Regulatory and ethical compliance

This study was designed and shall be implemented and reported in accordance with the ICH Harmonised Tripartite Guidelines for Good Clinical Practice, with applicable local regulations (including European Directive No 2001/20, US Code of Federal Regulations Title 21 and Japanese Ministry of Health, Labour and Welfare) and with the ethical principles laid down in the Declaration of Helsinki. The study received approval from the IRB— Comissão de Ética para a Investigação Clínica (CEIC), the Portuguese National Ethics Committee for Clinical Research (http://www.ceic.pt) and Comité Ético de investigación Clínica del Hospital Universitari de Bellvitge.

Informed consent procedures

Subjects should only perform any of the study procedures after providing written (witnessed, where required by law or regulation) IRB/IEC approved informed consent or, if incapable of doing so, after such consent has been provided by a legally acceptable representative of the subject. In cases where the subject’s representative gives consent, the subject should be informed about the study to the extent possible given his/her understanding. If the subject is capable of doing so, he/she should indicate assent by personally signing and dating the written informed consent document or a separate assent form. The process of obtaining informed consent should be documented in the subject source documents.

The investigator must ensure that each subject is fully informed about the nature and objective of the study and possible risks associated with participation. Subject should indicate assent to participate in the study by personally signing and dating the written informed consent form. The investigator will retain the original of each subject’s signed informed consent form and he will give a copy to the subject.

Amendments may require informed consent form and/or other study-related material revision. If the informed consent form is revised, all subjects currently enrolled in the study must sign the approved, revised informed consent form.

Responsibilities of the investigator

The protocol and the informed consent form must be reviewed and approved by the regulatory authorities before study start. The protocol must be reviewed and approved by the CA and IRB/IEC and informed consent form must be reviewed and approved IRB/IEC and CA if applicable. A signed and dated statement that the protocol and informed consent have been approved by the national regulatory authorities must be given to the sponsor before study initiation.

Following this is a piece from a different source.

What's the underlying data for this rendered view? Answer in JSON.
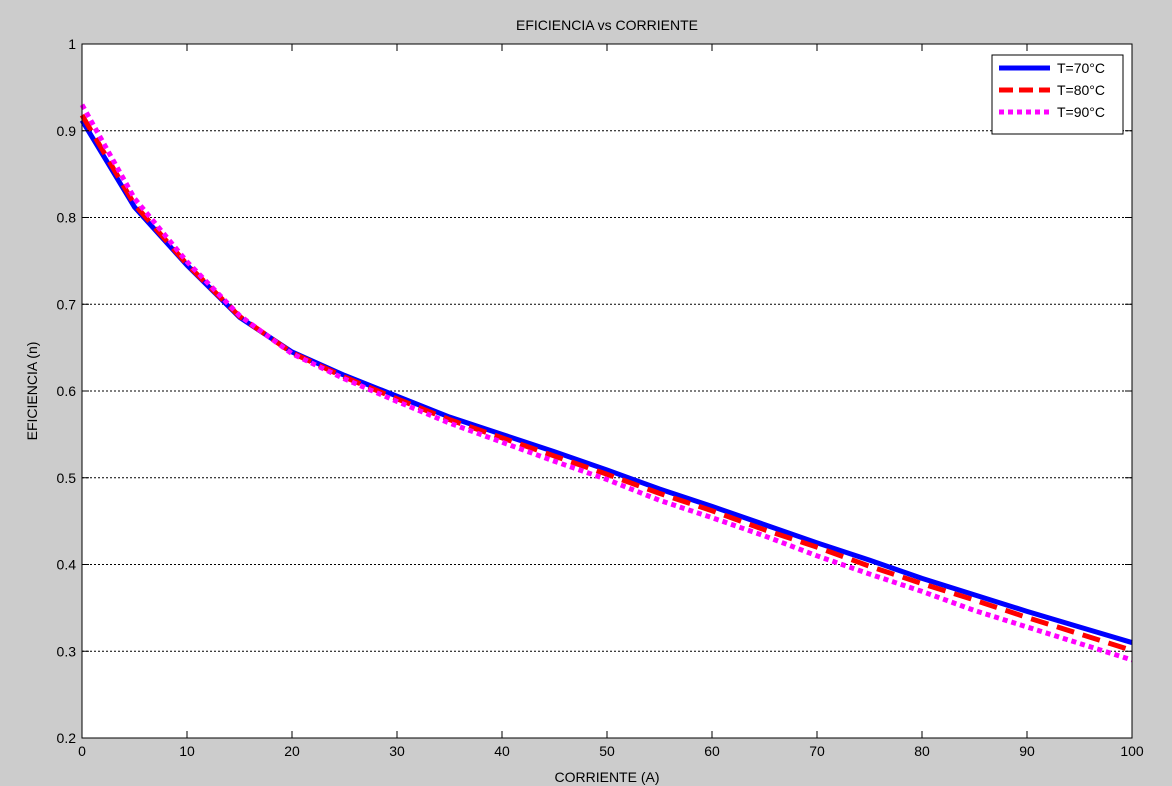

Prior to the start of the study, the principal investigator is required to sign a protocol signature page confirming his/her agreement to conduct the study in accordance with these documents and all of the instructions and procedures found in this protocol and to give access to all relevant data and records to study monitors, auditors and  regulatory authorities as required. If an inspection of the clinical site is requested by a regulatory authorities, the investigator must inform the sponsor immediately that this request has been made.

The principal investigator and all clinical study staff will conduct the clinical study in compliance with the protocol. The principal investigator will ensure that all personnel involved in the conduct of the study are qualified to perform their assigned responsibilities through relevant education, training and experience.